The chant of "blood and soil" invokes a Nazi philosophy

It glorified those with German heritage who tended the land

(CNN) —  

Some white nationalists and right-wing protesters who have converged on Charlottesville, Virginia, have been using a Nazi rallying cry.

Video shows some of the protesters shouting “blood and soil,” a phrase invoking the Nazi philosophy of “Blut und Boden.” The ideology stressed that ethnic identity is based on only blood descent and the territory in which an individual lives – and it celebrated rural farmers and peasants as virtuous Germans.

The group gathered to protest Charlottesville’s plan to remove relics of its Confederate past, such as a statue of Confederate Gen. Robert E. Lee.

The “blood and soil” chants began Friday night when torch-bearing protesters marched at the University of Virginia and clashed with counterprotesters. More white nationalist protesters continued the cries during Saturday’s gatherings.

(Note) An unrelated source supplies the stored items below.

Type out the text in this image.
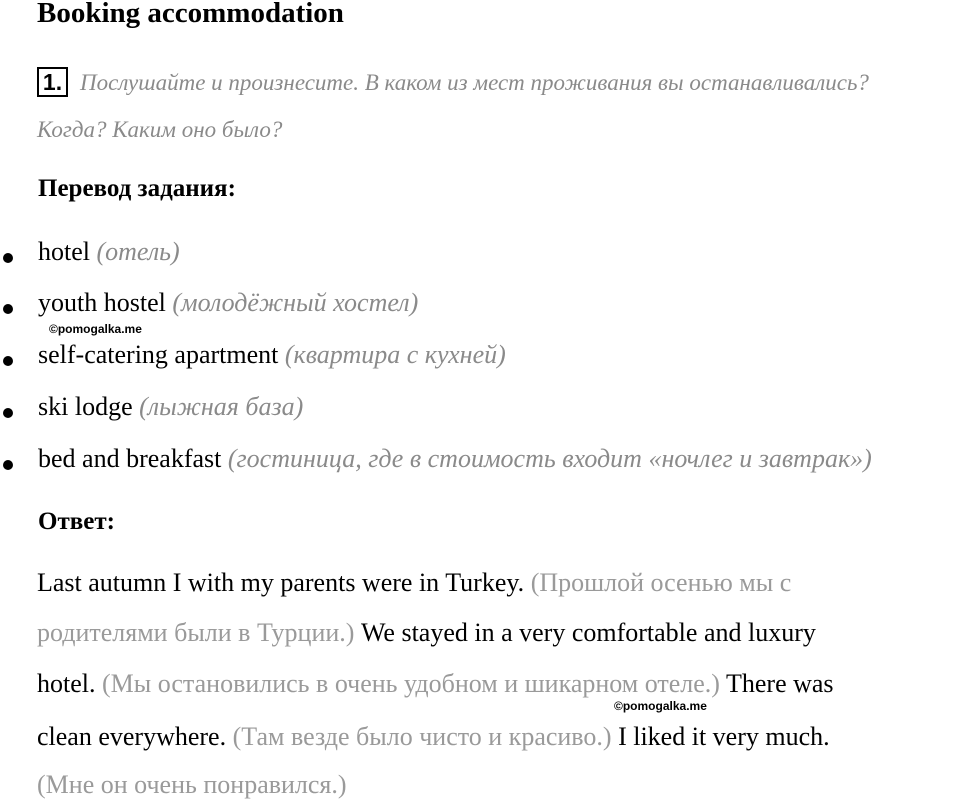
Booking accommodation
1. Послушайте и произнесите. В каком из мест проживания вы останавливались?
Когда? Каким оно было?
Перевод задания:
hotel (отель)
youth hostel (молодёжный хостел)
self-catering apartment (квартира с кухней)
ski lodge (лыжная база)
bed and breakfast (гостиница, где в стоимость входит «ночлег и завтрак»)
©pomogalka.me
Ответ:
Last autumn I with my parents were in Turkey. (Прошлой осенью мы с
родителями были в Турции.) We stayed in a very comfortable and luxury
hotel. (Мы остановились в очень удобном и шикарном отеле.) There was
clean everywhere. (Там везде было чисто и красиво.) I liked it very much.
(Мне он очень понравился.)
©pomogalka.me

The phrase dates to the earliest days of Nazi propaganda.

Richard Walther Darré, who served as the Nazis’ minister of agriculture between 1933 and 1942, championed the “blood and soil” ideology. It glorified the role of rural peasants in German society: Those with a long family history in Germany (blood) and who tended to the land (soil) played a key role in supporting the state.

“In such a state (as Germany) the German farmer is the cornerstone of the state’s policy,” Darré said in a 1930 speech. “That should not only mean that agricultural romanticism should be promoted, but rather that the laws of blood and soil must find their point of reference as a top priority.”

Many rural farmers identified with the Nazis’ blood and soil rhetoric, and it instilled a deep sense of national pride in poorer and agricultural populations.

Some Nazi propaganda also insisted that most Jewish people were merchants – stereotyping the population as distinctly opposite from the “blood and soil” German farmers.

“There are no Jewish construction workers in Germany, no smiths, no Jewish miners or seamen. Nearly all major inventions were made by Aryans,” a 1934 pamphlet for young Germans claimed. That piece of propaganda goes on to claim that Jewish merchants took land away from German farmers, forcing them into “poverty and misery.”

Today, the Anti-Defamation League lists both “blood and soil” and “Blut und Boden” as hate slogans.